Desvendada síntese de proteínas de vírus que infecta cerca de 95% das pessoas
Acredita-se que cerca de 95% da população mundial, se não toda ela, esteja infectada com o citomegalovírus humano. Na maioria das pessoas, ele permanece incubado no interior das células e não se manifesta. Em uma parte dos casos, contudo, o micro-organismo pode levar a malformação de fetos ou aproveitar um período de enfraquecimento do sistema imunológico da pessoa e se manifestar em forma de doenças que atingem o aparelho digestivo, o sistema nervoso central e a retina, por exemplo.
Agora, descobertas sobre a capacidade de codificação do vírus para a produção de proteínas, relatadas em artigo publicado na edição da revista Science, podem explicar por que ele se manifesta em determinados momentos e como manipula as células humanas durante a infecção.
O genoma do citomegalovírus humano foi sequenciado há 20 anos, mas seu proteoma, ou seja, o conjunto completo de proteínas expressas pelos genes, ainda não era compreendido. O principal mistério estava em grandes fitas de RNA mensageiro (RNAm) – responsável por traduzir e levar a “receita” contida no DNA para que os ribossomos localizados no citoplasma produzam proteínas, expressando as características contidas no material genético.
Até então, os cientistas não sabiam se essas fitas eram capazes de produzir proteínas ou quais seriam seus produtos e funções no organismo humano. “O genoma de um vírus é apenas um ponto de partida. Entender quais proteínas são codificadas por aquele genoma é que nos permite começar a pensar sobre o que o vírus faz e como podemos interferir nele”, enfatiza o coautor do estudo, Jonathan Weissman.
MAPEAMENTO
O grupo de pesquisadores da Universidade da Califórnia e do Instituto de Pesquisa Scripps, nos Estados Unidos, e do Instituto Max Planck, na Alemanha, do qual Weissman faz parte, utilizou uma combinação de técnicas e equipamentos de última geração para mapear as posições dos ribossomos, produtores de proteínas, enquanto atuavam na tradução das grandes fitas de RNAm. Foram escolhidos três períodos específicos de infecção.
Em laboratório, células humanas foram infectadas e analisadas durante cinco horas (período precoce imediato), 24 horas (período precoce) e 72 horas (período tardio), após o início do processo.

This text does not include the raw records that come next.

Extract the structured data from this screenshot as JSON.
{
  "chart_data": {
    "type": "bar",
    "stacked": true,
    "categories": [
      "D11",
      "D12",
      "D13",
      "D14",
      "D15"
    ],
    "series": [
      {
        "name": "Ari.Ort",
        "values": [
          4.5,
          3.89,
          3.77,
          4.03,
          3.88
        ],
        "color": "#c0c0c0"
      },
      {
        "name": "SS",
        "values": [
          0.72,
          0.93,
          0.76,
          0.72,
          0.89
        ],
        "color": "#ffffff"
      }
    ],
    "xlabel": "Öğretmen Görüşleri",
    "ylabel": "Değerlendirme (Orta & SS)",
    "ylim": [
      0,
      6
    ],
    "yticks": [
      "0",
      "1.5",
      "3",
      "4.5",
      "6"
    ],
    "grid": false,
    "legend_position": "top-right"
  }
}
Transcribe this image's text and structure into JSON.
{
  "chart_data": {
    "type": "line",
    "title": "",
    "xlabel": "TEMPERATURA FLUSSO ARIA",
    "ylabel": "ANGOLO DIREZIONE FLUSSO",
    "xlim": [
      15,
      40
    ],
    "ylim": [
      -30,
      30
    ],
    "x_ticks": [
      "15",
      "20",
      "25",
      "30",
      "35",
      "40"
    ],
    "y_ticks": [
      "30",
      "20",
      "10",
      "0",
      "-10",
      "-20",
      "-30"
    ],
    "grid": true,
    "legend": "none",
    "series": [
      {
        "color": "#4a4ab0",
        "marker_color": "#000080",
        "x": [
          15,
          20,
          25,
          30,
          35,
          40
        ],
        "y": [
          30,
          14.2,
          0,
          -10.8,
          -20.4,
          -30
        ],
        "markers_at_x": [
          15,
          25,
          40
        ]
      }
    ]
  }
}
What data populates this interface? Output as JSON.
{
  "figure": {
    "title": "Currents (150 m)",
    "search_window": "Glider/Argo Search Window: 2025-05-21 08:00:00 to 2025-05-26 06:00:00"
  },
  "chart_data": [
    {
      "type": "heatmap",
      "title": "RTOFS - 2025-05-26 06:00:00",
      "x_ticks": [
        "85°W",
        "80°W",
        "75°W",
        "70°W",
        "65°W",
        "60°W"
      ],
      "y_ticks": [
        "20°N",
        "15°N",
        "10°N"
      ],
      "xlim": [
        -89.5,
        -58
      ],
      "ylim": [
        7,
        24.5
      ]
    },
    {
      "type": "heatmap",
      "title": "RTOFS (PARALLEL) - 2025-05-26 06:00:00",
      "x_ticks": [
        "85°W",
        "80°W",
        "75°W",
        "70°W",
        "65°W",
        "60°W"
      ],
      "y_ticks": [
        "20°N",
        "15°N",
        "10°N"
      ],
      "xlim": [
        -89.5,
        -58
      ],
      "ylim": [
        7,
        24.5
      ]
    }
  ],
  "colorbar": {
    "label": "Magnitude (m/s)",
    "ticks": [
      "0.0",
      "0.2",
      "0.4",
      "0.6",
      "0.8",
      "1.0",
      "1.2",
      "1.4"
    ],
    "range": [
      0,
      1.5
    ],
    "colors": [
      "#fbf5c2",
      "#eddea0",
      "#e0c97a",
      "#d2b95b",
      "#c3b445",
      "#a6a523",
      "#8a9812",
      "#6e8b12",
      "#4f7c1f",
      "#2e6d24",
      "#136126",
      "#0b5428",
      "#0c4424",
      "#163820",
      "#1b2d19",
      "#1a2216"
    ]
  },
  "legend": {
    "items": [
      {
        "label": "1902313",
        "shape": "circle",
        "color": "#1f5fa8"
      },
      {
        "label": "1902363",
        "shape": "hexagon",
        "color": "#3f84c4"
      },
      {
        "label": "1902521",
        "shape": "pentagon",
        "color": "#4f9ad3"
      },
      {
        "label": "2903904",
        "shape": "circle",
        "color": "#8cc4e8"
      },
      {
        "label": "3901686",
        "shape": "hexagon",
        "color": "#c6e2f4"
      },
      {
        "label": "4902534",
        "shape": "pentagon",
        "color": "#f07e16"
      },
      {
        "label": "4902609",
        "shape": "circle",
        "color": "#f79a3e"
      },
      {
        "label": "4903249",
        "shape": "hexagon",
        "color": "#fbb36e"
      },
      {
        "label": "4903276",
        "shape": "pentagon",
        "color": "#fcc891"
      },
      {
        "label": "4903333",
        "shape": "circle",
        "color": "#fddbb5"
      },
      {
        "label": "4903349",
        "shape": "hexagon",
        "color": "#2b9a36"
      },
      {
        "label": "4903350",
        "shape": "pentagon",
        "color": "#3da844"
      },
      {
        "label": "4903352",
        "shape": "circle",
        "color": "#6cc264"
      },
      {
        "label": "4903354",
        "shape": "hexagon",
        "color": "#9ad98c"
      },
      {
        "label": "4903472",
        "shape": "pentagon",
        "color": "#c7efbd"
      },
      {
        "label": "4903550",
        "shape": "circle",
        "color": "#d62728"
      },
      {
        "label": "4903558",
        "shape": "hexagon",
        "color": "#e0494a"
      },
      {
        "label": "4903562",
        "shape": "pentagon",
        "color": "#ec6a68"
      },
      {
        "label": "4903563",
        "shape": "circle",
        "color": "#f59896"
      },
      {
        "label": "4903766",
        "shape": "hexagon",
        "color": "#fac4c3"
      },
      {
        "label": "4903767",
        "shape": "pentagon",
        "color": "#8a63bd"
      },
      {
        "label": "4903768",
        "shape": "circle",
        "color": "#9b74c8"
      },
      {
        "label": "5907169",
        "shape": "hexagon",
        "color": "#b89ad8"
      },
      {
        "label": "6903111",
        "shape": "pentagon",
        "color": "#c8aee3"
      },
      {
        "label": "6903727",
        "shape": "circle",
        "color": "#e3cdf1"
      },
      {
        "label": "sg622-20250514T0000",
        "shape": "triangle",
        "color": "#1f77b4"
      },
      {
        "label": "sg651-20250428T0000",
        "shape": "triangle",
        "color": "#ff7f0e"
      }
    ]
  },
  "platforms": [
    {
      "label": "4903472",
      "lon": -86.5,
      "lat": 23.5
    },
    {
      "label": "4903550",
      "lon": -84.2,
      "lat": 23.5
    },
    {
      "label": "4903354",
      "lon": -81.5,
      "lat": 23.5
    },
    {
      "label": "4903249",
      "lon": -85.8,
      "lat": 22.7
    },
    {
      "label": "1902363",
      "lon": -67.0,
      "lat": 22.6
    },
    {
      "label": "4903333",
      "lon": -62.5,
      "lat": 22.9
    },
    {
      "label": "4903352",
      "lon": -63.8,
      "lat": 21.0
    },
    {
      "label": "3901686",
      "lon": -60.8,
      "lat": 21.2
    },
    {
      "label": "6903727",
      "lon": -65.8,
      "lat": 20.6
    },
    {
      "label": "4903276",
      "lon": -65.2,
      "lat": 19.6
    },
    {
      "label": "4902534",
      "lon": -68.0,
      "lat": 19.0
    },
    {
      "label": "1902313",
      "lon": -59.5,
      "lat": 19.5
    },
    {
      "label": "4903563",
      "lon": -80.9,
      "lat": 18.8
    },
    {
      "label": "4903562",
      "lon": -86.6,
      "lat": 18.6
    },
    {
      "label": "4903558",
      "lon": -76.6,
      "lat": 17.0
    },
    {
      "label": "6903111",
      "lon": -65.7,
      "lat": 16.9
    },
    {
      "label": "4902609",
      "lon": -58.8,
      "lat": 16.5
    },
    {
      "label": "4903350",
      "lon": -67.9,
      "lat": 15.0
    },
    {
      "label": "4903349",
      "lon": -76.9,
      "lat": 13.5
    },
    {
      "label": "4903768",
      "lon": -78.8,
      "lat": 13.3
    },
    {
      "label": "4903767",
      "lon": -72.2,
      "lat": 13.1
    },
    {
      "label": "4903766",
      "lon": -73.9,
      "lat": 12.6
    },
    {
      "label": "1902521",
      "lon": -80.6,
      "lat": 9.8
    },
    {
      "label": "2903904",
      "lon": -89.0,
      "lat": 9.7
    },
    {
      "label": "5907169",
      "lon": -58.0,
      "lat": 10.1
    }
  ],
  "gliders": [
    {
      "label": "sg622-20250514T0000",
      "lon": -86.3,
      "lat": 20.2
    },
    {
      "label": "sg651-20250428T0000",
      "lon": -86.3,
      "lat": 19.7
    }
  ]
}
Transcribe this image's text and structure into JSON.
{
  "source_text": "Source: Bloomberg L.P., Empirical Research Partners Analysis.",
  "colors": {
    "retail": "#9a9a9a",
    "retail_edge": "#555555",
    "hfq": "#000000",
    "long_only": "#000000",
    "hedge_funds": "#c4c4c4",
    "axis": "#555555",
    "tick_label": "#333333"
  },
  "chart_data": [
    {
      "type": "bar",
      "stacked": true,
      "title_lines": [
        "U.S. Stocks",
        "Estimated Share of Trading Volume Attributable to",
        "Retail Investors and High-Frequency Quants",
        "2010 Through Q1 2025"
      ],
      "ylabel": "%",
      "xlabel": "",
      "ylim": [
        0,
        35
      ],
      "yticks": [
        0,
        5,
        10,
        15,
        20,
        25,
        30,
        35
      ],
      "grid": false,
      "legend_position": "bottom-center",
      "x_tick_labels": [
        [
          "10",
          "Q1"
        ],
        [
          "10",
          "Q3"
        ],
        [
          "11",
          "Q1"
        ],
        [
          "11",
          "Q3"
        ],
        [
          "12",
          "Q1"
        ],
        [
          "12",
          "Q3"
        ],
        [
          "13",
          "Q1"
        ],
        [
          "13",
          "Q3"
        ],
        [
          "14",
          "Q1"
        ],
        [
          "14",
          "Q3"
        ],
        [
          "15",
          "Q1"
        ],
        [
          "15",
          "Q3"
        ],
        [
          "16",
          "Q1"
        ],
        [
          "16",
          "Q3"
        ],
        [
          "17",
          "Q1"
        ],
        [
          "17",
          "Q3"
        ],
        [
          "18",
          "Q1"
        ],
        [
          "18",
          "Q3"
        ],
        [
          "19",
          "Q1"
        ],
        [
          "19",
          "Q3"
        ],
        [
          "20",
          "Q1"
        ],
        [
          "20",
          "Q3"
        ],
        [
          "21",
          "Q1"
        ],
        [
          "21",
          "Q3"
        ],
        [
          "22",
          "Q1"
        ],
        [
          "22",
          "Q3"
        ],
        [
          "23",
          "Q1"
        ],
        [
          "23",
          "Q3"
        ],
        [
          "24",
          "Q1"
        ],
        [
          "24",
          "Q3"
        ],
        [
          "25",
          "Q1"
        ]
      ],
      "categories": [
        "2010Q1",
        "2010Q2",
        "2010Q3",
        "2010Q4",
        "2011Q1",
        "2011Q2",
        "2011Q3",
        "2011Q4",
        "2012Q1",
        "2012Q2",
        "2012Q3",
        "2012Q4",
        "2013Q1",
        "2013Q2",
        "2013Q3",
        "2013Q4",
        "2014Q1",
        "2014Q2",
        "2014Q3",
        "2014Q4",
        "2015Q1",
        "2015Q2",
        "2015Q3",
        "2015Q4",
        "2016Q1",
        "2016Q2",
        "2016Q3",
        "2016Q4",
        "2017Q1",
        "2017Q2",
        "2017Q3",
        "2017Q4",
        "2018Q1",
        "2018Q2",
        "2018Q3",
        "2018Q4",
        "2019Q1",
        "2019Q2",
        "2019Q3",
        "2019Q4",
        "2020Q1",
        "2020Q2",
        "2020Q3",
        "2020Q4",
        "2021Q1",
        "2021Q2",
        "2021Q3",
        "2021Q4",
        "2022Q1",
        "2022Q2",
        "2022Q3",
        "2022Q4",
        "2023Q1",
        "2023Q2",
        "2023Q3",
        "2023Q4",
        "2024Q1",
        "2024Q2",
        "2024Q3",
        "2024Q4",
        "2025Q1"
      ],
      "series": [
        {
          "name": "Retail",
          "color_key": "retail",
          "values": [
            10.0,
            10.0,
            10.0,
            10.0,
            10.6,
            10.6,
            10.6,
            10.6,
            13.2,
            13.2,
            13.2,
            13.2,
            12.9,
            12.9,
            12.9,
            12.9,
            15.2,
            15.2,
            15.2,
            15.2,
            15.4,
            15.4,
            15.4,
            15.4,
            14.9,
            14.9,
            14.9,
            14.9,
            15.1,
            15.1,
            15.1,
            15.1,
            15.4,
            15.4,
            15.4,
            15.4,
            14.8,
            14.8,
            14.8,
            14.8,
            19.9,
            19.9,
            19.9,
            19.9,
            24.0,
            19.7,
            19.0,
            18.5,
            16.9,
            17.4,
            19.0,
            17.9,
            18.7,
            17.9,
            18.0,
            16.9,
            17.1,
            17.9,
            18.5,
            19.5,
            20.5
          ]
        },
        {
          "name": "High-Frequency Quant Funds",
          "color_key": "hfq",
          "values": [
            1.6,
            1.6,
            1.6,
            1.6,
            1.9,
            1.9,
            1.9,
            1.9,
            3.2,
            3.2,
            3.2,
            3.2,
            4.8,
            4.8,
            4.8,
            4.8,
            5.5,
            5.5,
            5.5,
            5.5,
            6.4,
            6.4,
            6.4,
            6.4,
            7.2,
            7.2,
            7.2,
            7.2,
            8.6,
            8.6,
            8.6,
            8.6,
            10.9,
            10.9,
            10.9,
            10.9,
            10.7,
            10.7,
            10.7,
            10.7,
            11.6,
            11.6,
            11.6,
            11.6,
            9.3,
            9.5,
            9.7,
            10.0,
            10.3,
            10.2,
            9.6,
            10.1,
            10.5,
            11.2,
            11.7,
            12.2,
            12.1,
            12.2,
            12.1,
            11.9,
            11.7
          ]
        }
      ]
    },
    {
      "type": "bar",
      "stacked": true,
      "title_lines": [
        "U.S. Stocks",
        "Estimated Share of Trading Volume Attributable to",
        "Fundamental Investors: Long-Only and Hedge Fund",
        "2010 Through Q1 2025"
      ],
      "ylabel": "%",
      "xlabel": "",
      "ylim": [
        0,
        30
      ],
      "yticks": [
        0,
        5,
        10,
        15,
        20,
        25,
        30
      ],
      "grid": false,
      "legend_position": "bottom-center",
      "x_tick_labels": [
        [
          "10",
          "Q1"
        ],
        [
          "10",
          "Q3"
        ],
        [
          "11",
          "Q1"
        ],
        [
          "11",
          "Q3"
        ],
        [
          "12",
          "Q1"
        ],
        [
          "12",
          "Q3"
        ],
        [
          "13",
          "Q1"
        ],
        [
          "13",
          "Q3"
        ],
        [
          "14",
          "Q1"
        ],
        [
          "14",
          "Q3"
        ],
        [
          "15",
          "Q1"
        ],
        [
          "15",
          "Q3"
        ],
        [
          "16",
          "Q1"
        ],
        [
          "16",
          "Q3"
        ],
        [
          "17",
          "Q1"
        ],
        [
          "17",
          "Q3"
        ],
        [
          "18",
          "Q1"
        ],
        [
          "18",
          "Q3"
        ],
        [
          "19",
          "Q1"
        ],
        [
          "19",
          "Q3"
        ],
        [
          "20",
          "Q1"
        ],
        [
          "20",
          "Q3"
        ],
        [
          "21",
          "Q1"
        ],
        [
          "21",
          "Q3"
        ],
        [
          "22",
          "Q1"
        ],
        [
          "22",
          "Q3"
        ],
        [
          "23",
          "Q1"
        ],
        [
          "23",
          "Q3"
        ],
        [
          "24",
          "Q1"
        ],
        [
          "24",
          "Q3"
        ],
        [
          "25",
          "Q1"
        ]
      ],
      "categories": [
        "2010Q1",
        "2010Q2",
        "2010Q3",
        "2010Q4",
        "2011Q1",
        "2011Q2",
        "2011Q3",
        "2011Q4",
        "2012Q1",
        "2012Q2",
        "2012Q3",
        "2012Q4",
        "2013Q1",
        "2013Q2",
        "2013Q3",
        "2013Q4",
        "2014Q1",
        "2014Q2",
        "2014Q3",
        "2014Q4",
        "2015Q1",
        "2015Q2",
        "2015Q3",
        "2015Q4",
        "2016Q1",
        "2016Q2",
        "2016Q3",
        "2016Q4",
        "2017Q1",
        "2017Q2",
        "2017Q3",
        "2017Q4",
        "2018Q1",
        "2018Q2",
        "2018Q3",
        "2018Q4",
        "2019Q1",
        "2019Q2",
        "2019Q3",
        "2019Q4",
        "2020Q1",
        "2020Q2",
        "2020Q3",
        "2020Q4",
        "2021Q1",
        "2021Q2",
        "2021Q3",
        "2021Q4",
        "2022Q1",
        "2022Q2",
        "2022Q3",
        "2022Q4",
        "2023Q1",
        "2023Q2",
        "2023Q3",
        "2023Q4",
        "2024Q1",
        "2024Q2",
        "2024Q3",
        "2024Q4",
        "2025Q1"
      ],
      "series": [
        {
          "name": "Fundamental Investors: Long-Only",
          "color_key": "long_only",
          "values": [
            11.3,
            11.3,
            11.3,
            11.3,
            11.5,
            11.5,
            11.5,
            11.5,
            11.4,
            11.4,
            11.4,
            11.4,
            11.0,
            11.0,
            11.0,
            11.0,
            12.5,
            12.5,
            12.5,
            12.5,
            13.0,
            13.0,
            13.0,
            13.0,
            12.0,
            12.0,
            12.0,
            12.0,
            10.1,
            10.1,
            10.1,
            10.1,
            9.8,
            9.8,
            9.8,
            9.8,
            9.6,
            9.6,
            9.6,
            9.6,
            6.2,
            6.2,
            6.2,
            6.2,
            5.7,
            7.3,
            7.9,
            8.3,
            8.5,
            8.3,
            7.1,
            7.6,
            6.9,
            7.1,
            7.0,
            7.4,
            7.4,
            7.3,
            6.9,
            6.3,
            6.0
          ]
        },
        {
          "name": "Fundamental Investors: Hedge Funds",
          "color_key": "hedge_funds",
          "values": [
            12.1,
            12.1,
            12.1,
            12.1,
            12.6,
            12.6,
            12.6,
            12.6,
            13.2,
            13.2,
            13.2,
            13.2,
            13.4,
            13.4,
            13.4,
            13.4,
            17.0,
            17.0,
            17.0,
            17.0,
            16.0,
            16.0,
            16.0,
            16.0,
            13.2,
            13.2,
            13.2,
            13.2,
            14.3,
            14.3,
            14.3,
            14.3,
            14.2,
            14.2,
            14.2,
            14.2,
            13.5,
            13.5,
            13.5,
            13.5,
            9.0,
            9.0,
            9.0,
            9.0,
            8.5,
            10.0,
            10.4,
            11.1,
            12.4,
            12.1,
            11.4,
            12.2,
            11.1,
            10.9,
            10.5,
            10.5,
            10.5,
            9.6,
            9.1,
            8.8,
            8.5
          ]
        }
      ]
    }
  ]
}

Surpreendentemente, os cientistas observaram que em cada período, das longas fitas de RNAm, eram produzidas proteínas menores e diferentes. Antes dessa descoberta, imaginava-se que de uma fita de RNAm era gerada uma específica proteína e de tamanho correspondente: uma fita longa geraria uma única grande proteína.
A descoberta, no entanto, conseguiu identificar centenas de proteínas não conhecidas anteriormente e também demonstrou que uma codificação extremamente complexa, possivelmente, presente em outros vírus com características similares de longas sequências de RNAm.
POSSIBILIDADES
Os achados da equipe, chefiada por Noam Stern-Ginossar, devem ajudar a desvendar a manifestação do vírus no ser humano, além de possibilitar o desenvolvimento de novas drogas para o tratamento e a inibição do processo viral.
O estudo também abre uma perspectiva para entender como o vírus controla seu ciclo replicativo. Futuramente, ao analisar as proteínas encontradas, é possível que uma delas seja capaz de controlar a latência do vírus, por exemplo, e drogas que inibem essa ação possam ser desenvolvidas.
Para a professora do Departamento de Virologia do Instituto de Microbiologia Paulo Goes, da UFRJ, Luciana Jesus da Costa, o fator que mais chama a atenção é a característica do citomegalovírus humano de gerar várias pequenas proteínas a partir de uma única longa fita de RNAm. “Esse fator definitivamente aumenta a capacidade de codificação de um genoma para uma dimensão quase infinita. Descobriram especificamente no citomegalovírus humano, mas a pesquisa abre um campo vastíssimo para que isso aconteça em outros vírus”, diz.